Each of us must choose, in each situation, how we will approach the future. Sometimes we choose to accept what is happening around us and try to adapt ourselves to it. Other times we choose to challenge what is happening and try to change it. This is the choice that Reinhold Niebuhr pointed to in his much-loved maxim: “Lord grant me the serenity to accept the things I cannot change, the courage to change the things I can, and the wisdom to know the difference.”
If we choose to try to change the future, then we must choose how. More often than not, we choose to push. We have an idea of the way we think things ought to be, and we marshal our resources—arguments, authority, supporters, money, weapons—to try to make it so. But often when we push, others push back, and we end up frustrated, exhausted, and stuck. Over and over we encounter such stuck situations, in all kinds of social systems: families, teams, communities, organizations, nations.
This book is for people who have chosen to try to change the future and have realized that they cannot do so unilaterally. They may be trying to change the future of their city or their country or the world; they may be focusing on health or education or the economy or the environment; they may be acting from a position in business or government or civil society. This book is for these people, who are looking for a way to work together—not only with friends and colleagues but also with strangers and opponents—and so to be able to get unstuck and move forward and create change.
I first got a glimpse of such a new way of working with the future twenty years ago, during the transition away from apartheid in South Africa.
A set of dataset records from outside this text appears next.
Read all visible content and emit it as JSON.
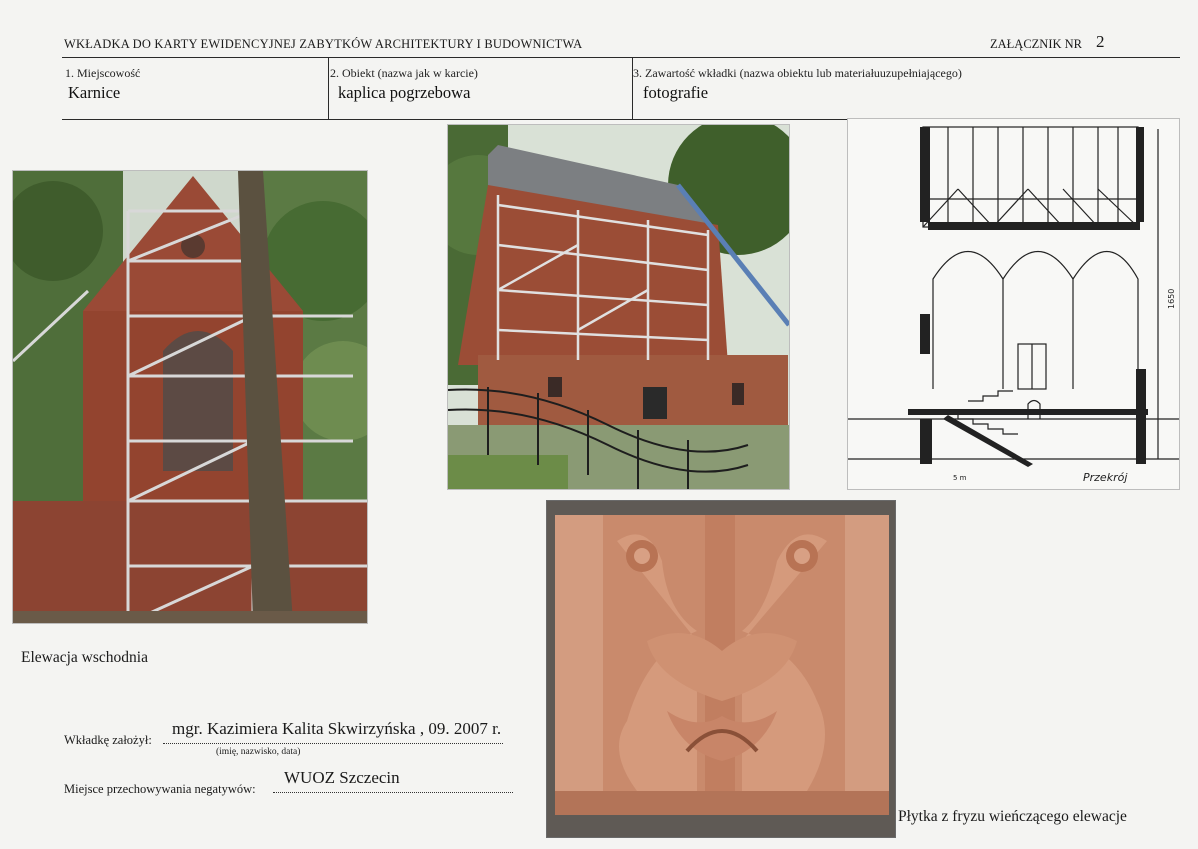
{
  "header": {
    "title": "WKŁADKA DO KARTY EWIDENCYJNEJ ZABYTKÓW ARCHITEKTURY I BUDOWNICTWA",
    "annex_label": "ZAŁĄCZNIK NR",
    "annex_number": "2"
  },
  "fields": {
    "locality_label": "1. Miejscowość",
    "locality_value": "Karnice",
    "object_label": "2. Obiekt (nazwa jak w karcie)",
    "object_value": "kaplica pogrzebowa",
    "content_label": "3. Zawartość wkładki (nazwa obiektu lub materiałuuzupełniającego)",
    "content_value": "fotografie"
  },
  "photos": {
    "east_elevation_caption": "Elewacja wschodnia",
    "frieze_caption": "Płytka z fryzu wieńczącego elewacje",
    "section_label": "Przekrój",
    "section_height_mark": "1650",
    "section_scale_mark": "5 m"
  },
  "signature": {
    "author_label": "Wkładkę założył:",
    "author_value": "mgr. Kazimiera Kalita Skwirzyńska , 09. 2007 r.",
    "author_hint": "(imię, nazwisko, data)",
    "storage_label": "Miejsce przechowywania negatywów:",
    "storage_value": "WUOZ Szczecin"
  }
}
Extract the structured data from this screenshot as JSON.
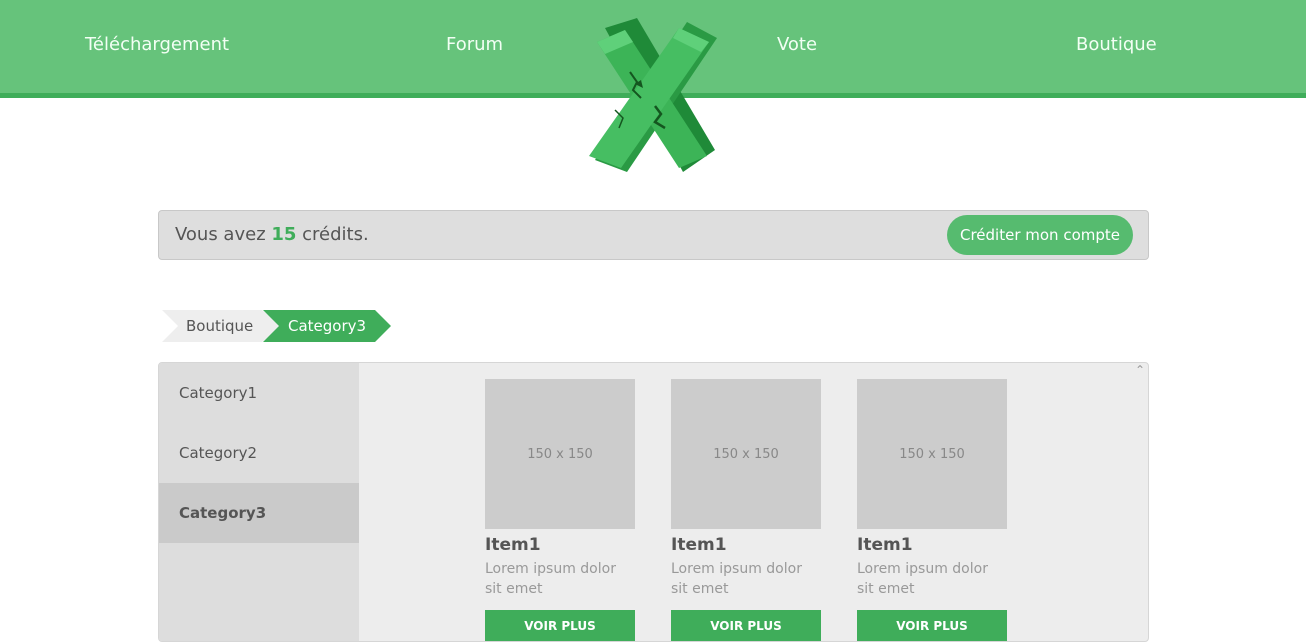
{
  "nav": {
    "items": [
      "Téléchargement",
      "Forum",
      "Vote",
      "Boutique"
    ]
  },
  "logo": {
    "icon": "green-x-logo-icon",
    "color": "#3fad5a"
  },
  "credits": {
    "prefix": "Vous avez ",
    "amount": "15",
    "suffix": " crédits.",
    "button": "Créditer mon compte"
  },
  "breadcrumb": [
    "Boutique",
    "Category3"
  ],
  "sidebar": {
    "items": [
      "Category1",
      "Category2",
      "Category3"
    ],
    "active": "Category3"
  },
  "items": [
    {
      "thumb": "150 x 150",
      "title": "Item1",
      "desc": "Lorem ipsum dolor sit emet",
      "button": "VOIR PLUS"
    },
    {
      "thumb": "150 x 150",
      "title": "Item1",
      "desc": "Lorem ipsum dolor sit emet",
      "button": "VOIR PLUS"
    },
    {
      "thumb": "150 x 150",
      "title": "Item1",
      "desc": "Lorem ipsum dolor sit emet",
      "button": "VOIR PLUS"
    }
  ],
  "colors": {
    "nav_bg": "#66c37b",
    "accent": "#3fad5a",
    "panel_bg": "#ededed"
  }
}
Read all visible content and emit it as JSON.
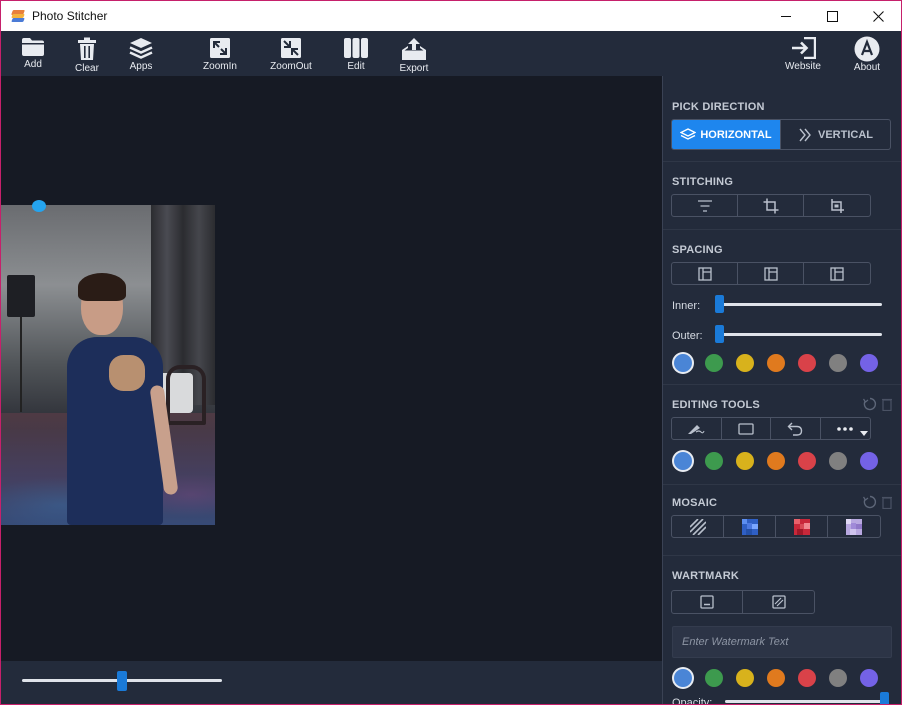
{
  "window": {
    "title": "Photo Stitcher"
  },
  "toolbar": {
    "add_label": "Add",
    "clear_label": "Clear",
    "apps_label": "Apps",
    "zoomin_label": "ZoomIn",
    "zoomout_label": "ZoomOut",
    "edit_label": "Edit",
    "export_label": "Export",
    "website_label": "Website",
    "about_label": "About"
  },
  "canvas": {
    "zoom_level": 0.5
  },
  "panel": {
    "pick_direction": {
      "title": "PICK DIRECTION",
      "options": [
        "HORIZONTAL",
        "VERTICAL"
      ],
      "selected": "HORIZONTAL"
    },
    "stitching": {
      "title": "STITCHING",
      "options": [
        "center-align-icon",
        "crop-icon",
        "crop-bottom-icon"
      ]
    },
    "spacing": {
      "title": "SPACING",
      "options": [
        "layout-left-icon",
        "layout-center-icon",
        "layout-right-icon"
      ],
      "inner_label": "Inner:",
      "outer_label": "Outer:",
      "inner_value": 0,
      "outer_value": 0,
      "colors": [
        "#4a85d6",
        "#3d9a4e",
        "#d8b21c",
        "#e07a1e",
        "#d94249",
        "#808080",
        "#7462e6"
      ],
      "selected_color": "#4a85d6"
    },
    "editing_tools": {
      "title": "EDITING TOOLS",
      "options": [
        "brush-icon",
        "rectangle-icon",
        "undo-icon",
        "more-icon"
      ],
      "colors": [
        "#4a85d6",
        "#3d9a4e",
        "#d8b21c",
        "#e07a1e",
        "#d94249",
        "#808080",
        "#7462e6"
      ],
      "selected_color": "#4a85d6"
    },
    "mosaic": {
      "title": "MOSAIC",
      "options": [
        "hatch-pattern-icon",
        "blue-mosaic-icon",
        "red-mosaic-icon",
        "purple-mosaic-icon"
      ]
    },
    "watermark": {
      "title": "WARTMARK",
      "options": [
        "text-watermark-icon",
        "pattern-watermark-icon"
      ],
      "placeholder": "Enter Watermark Text",
      "colors": [
        "#4a85d6",
        "#3d9a4e",
        "#d8b21c",
        "#e07a1e",
        "#d94249",
        "#808080",
        "#7462e6"
      ],
      "selected_color": "#4a85d6",
      "opacity_label": "Opacity:",
      "opacity_value": 1.0
    }
  }
}
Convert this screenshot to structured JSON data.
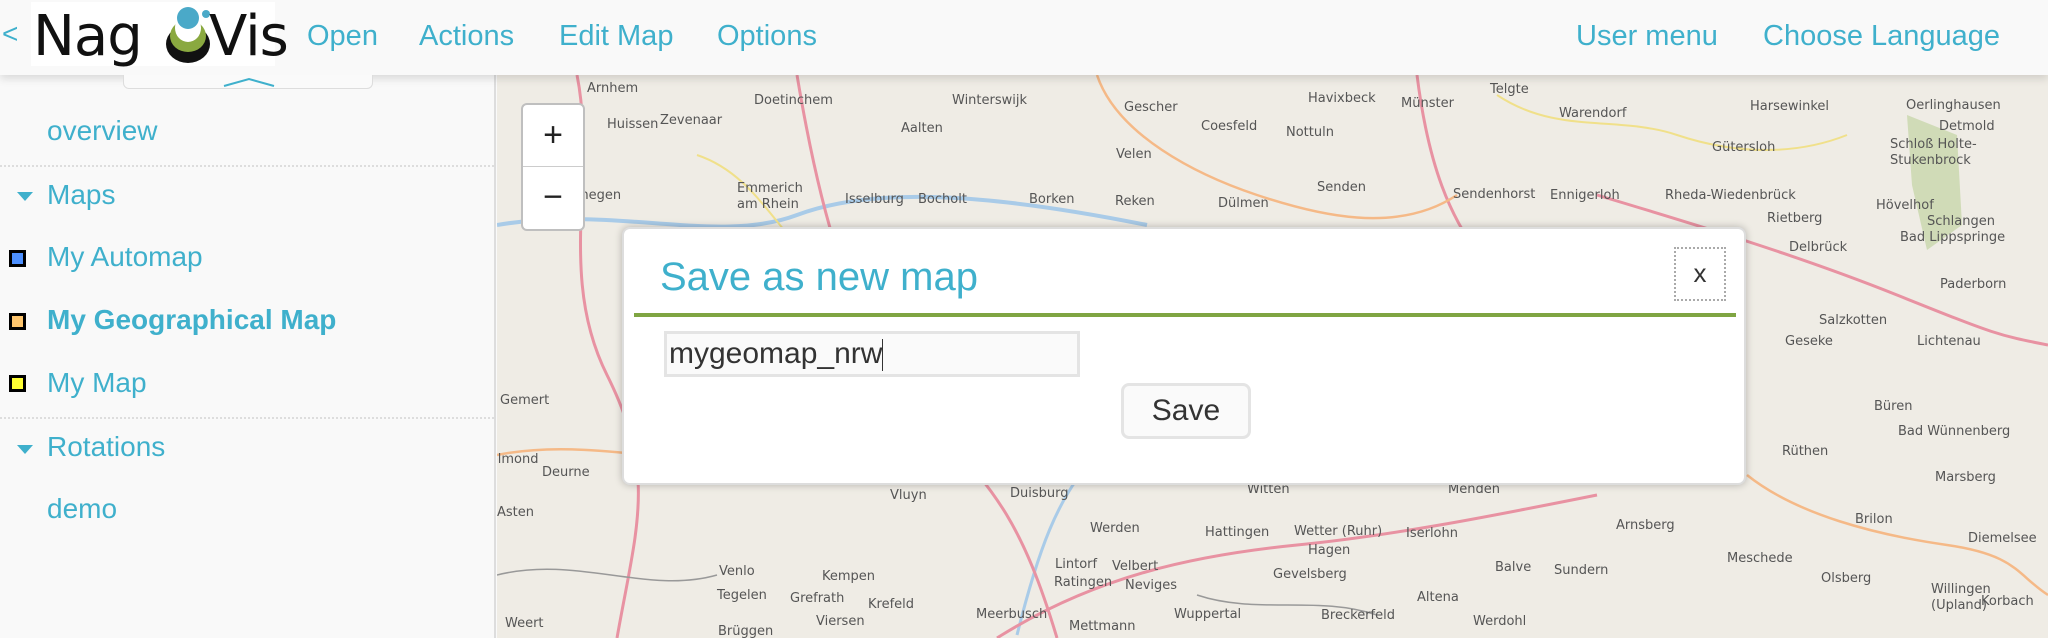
{
  "header": {
    "back": "<",
    "logo_text": "NagVis",
    "logo_left": "Nag",
    "logo_right": "Vis",
    "menu": {
      "open": "Open",
      "actions": "Actions",
      "edit_map": "Edit Map",
      "options": "Options",
      "user_menu": "User menu",
      "choose_language": "Choose Language"
    }
  },
  "sidebar": {
    "overview": "overview",
    "maps_header": "Maps",
    "maps": [
      {
        "label": "My Automap",
        "color": "#4d90ff"
      },
      {
        "label": "My Geographical Map",
        "color": "#ffc66e",
        "active": true
      },
      {
        "label": "My Map",
        "color": "#ffff33"
      }
    ],
    "rotations_header": "Rotations",
    "rotations": [
      {
        "label": "demo"
      }
    ]
  },
  "map": {
    "zoom_in": "+",
    "zoom_out": "−",
    "labels": [
      "Doetinchem",
      "Winterswijk",
      "Gescher",
      "Coesfeld",
      "Havixbeck",
      "Münster",
      "Telgte",
      "Warendorf",
      "Harsewinkel",
      "Oerlinghausen",
      "Detmold",
      "Huissen",
      "Zevenaar",
      "Aalten",
      "Velen",
      "Nottuln",
      "Gütersloh",
      "Schloß Holte-",
      "Stukenbrock",
      "Nijmegen",
      "Emmerich",
      "am Rhein",
      "Isselburg",
      "Bocholt",
      "Borken",
      "Reken",
      "Dülmen",
      "Senden",
      "Sendenhorst",
      "Enniger­loh",
      "Rheda-Wiedenbrück",
      "Rietberg",
      "Hövelhof",
      "Schlangen",
      "Bad Lippspringe",
      "Delbrück",
      "Paderborn",
      "Salzkotten",
      "Geseke",
      "Lichtenau",
      "Büren",
      "Bad Wünnenberg",
      "Rüthen",
      "Gemert",
      "Helmond",
      "Deurne",
      "Asten",
      "Venlo",
      "Tegelen",
      "Kempen",
      "Grefrath",
      "Krefeld",
      "Duisburg",
      "Vluyn",
      "Werden",
      "Hattingen",
      "Witten",
      "Wetter (Ruhr)",
      "Hagen",
      "Iserlohn",
      "Menden",
      "Arnsberg",
      "Meschede",
      "Brilon",
      "Marsberg",
      "Diemelsee",
      "Lintorf",
      "Velbert",
      "Ratingen",
      "Neviges",
      "Gevelsberg",
      "Balve",
      "Sundern",
      "Olsberg",
      "Meerbusch",
      "Mettmann",
      "Wuppertal",
      "Breckerfeld",
      "Altena",
      "Werdohl",
      "Willingen",
      "(Upland)",
      "Korbach",
      "Weert",
      "Brüggen",
      "Viersen",
      "Arnhem"
    ]
  },
  "dialog": {
    "title": "Save as new map",
    "close": "x",
    "input_value": "mygeomap_nrw",
    "save_label": "Save",
    "accent": "#7fa542"
  },
  "colors": {
    "link": "#3fb0cc",
    "map_bg": "#efece5"
  }
}
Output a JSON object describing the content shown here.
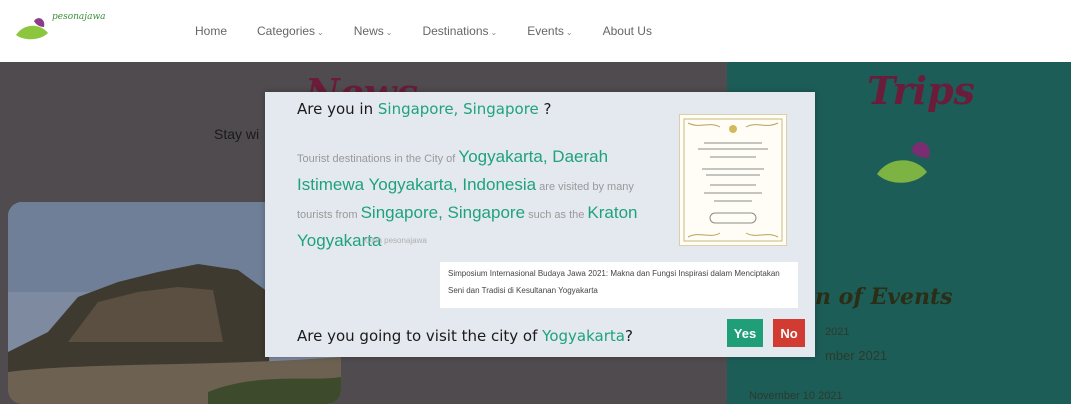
{
  "header": {
    "logo_text": "pesonajawa",
    "nav": [
      {
        "label": "Home",
        "dropdown": false
      },
      {
        "label": "Categories",
        "dropdown": true
      },
      {
        "label": "News",
        "dropdown": true
      },
      {
        "label": "Destinations",
        "dropdown": true
      },
      {
        "label": "Events",
        "dropdown": true
      },
      {
        "label": "About Us",
        "dropdown": false
      }
    ]
  },
  "background": {
    "left_title": "News",
    "left_subtitle": "Stay wi",
    "right_title": "Trips",
    "events_title": "n of Events",
    "event_dates": [
      "2021",
      "mber 2021",
      "November 10 2021"
    ]
  },
  "modal": {
    "question_prefix": "Are you in ",
    "location": "Singapore, Singapore",
    "question_suffix": " ?",
    "text_1": "Tourist destinations in the City of ",
    "city_full": "Yogyakarta, Daerah Istimewa Yogyakarta, Indonesia",
    "text_2": " are visited by many tourists from ",
    "location_big": "Singapore, Singapore",
    "text_3": " such as the ",
    "attraction": "Kraton Yogyakarta",
    "credit": "Oleh pesonajawa",
    "note": "Simposium Internasional Budaya Jawa 2021: Makna dan Fungsi Inspirasi dalam Menciptakan Seni dan Tradisi di Kesultanan Yogyakarta",
    "visit_prefix": "Are you going to visit the city of ",
    "visit_city": "Yogyakarta",
    "visit_suffix": "?",
    "yes_label": "Yes",
    "no_label": "No"
  },
  "colors": {
    "accent": "#1fa27e",
    "yes_button": "#1f9e78",
    "no_button": "#d23b32",
    "trips_panel": "#1d5d58",
    "title_maroon": "#6a1c3a"
  }
}
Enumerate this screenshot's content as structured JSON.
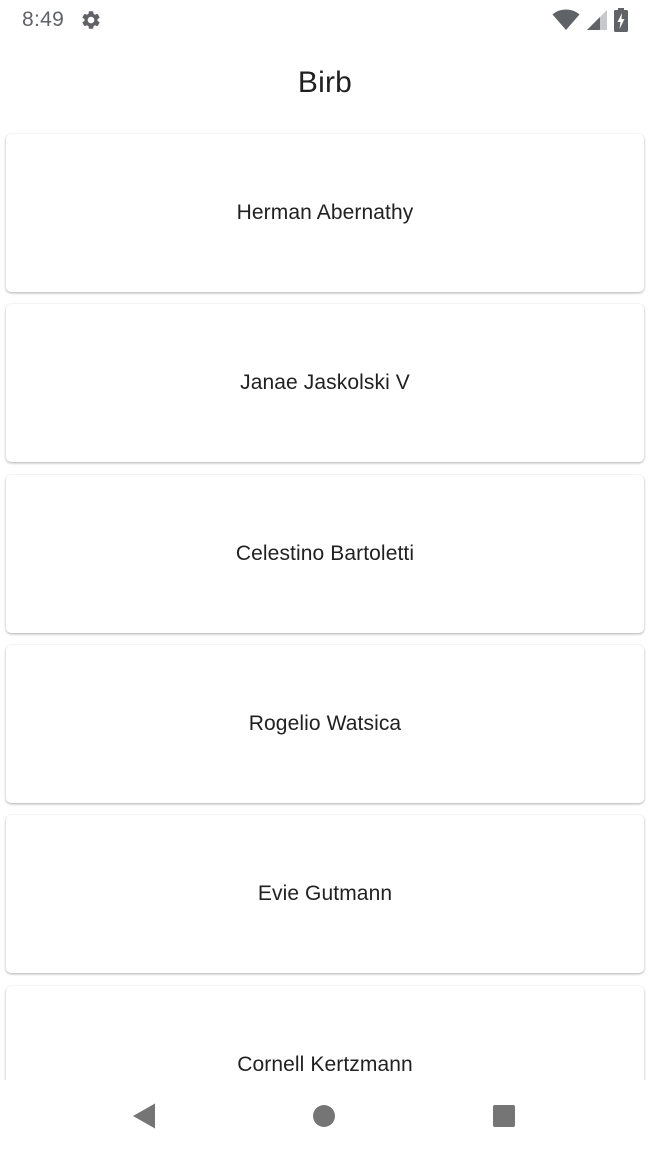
{
  "status_bar": {
    "time": "8:49",
    "icons": [
      "settings-icon",
      "wifi-icon",
      "cellular-signal-icon",
      "battery-charging-icon"
    ]
  },
  "app_bar": {
    "title": "Birb"
  },
  "list": {
    "items": [
      {
        "name": "Herman Abernathy"
      },
      {
        "name": "Janae Jaskolski V"
      },
      {
        "name": "Celestino Bartoletti"
      },
      {
        "name": "Rogelio Watsica"
      },
      {
        "name": "Evie Gutmann"
      },
      {
        "name": "Cornell Kertzmann"
      }
    ]
  },
  "nav_bar": {
    "buttons": [
      "back-icon",
      "home-icon",
      "recents-icon"
    ]
  },
  "colors": {
    "background": "#ffffff",
    "text_primary": "#212121",
    "status_icons": "#5f6368",
    "nav_icons": "#757575"
  }
}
I was unexpectedly plunged into working with a team of leaders from all parts of South African society— black and white, left and right, opposition and establishment—who were trying to construct a better future for their country. I saw, in what they were doing and how they were doing it, a brief and clear image of this new way—like a nighttime landscape momentarily illuminated by a flash of lightning. I knew that I had seen something important, but I didn’t quite know what it was or where it had come from or how it worked. I have spent the past twenty years working on understanding what I saw. This book reports what I have learned.
Over these past two decades, my colleagues and I have worked with hundreds of teams of people who are working together to change the future. These teams have tackled some of the most important and difficult challenges of our time: health care, economic development, child nutrition, judicial reform, social inclusion, food security, and climate change, across the Americas, Europe, the Middle East, Africa, Asia, and Australia. They have included politicians, peasants, activists, artists, academics, businesspeople, trade unionists, civil servants, and leaders of community, youth, indigenous, and religious organizations. Some of these teams have been local and others global; some have worked together for days and others for years; some have succeeded in changing their situation and others have failed.
Through these experiences, I have learned that it is possible for people who are in a situation they want to change—people who need each other in order to get unstuck and move forward but who don’t understand or agree with or trust one another—to work together cooperatively and creatively to effect that change. And I have learned the what and why and how of this approach.
My colleagues and I call this new way of working transformative scenario planning. Its purpose is to enable those of us who are trying to change the future collaboratively to transform, rather than adapt to, the situation we are part of. It involves a transformation of the situation—like a caterpillar into a butterfly—rather than only an incremental or temporary change. We bring this about through transforming our own thoughts and actions and our relationships with others. Transformative scenario planning centers on constructing scenarios of possible futures for our situation, but it takes the well-established adaptive scenario planning methodology and turns it on its head—so that we construct scenarios not only to understand the future but also to influence it. And it involves planning, not in the sense of writing down and following a plan, but in the sense of engaging in a disciplined process of thinking ahead together and then altering our actions accordingly.
Transformative scenario planning offers us a new way to work together to change the future. This new way is simple, but it is not easy or straightforward or guaranteed. It requires learning how to make a specific series of steps, but also, perhaps more important, making a profound and subtle shift in how we approach one another and the situations of which we are part. Above all, it requires practicing: learning by doing. This book outlines this new way and invites you into the doing.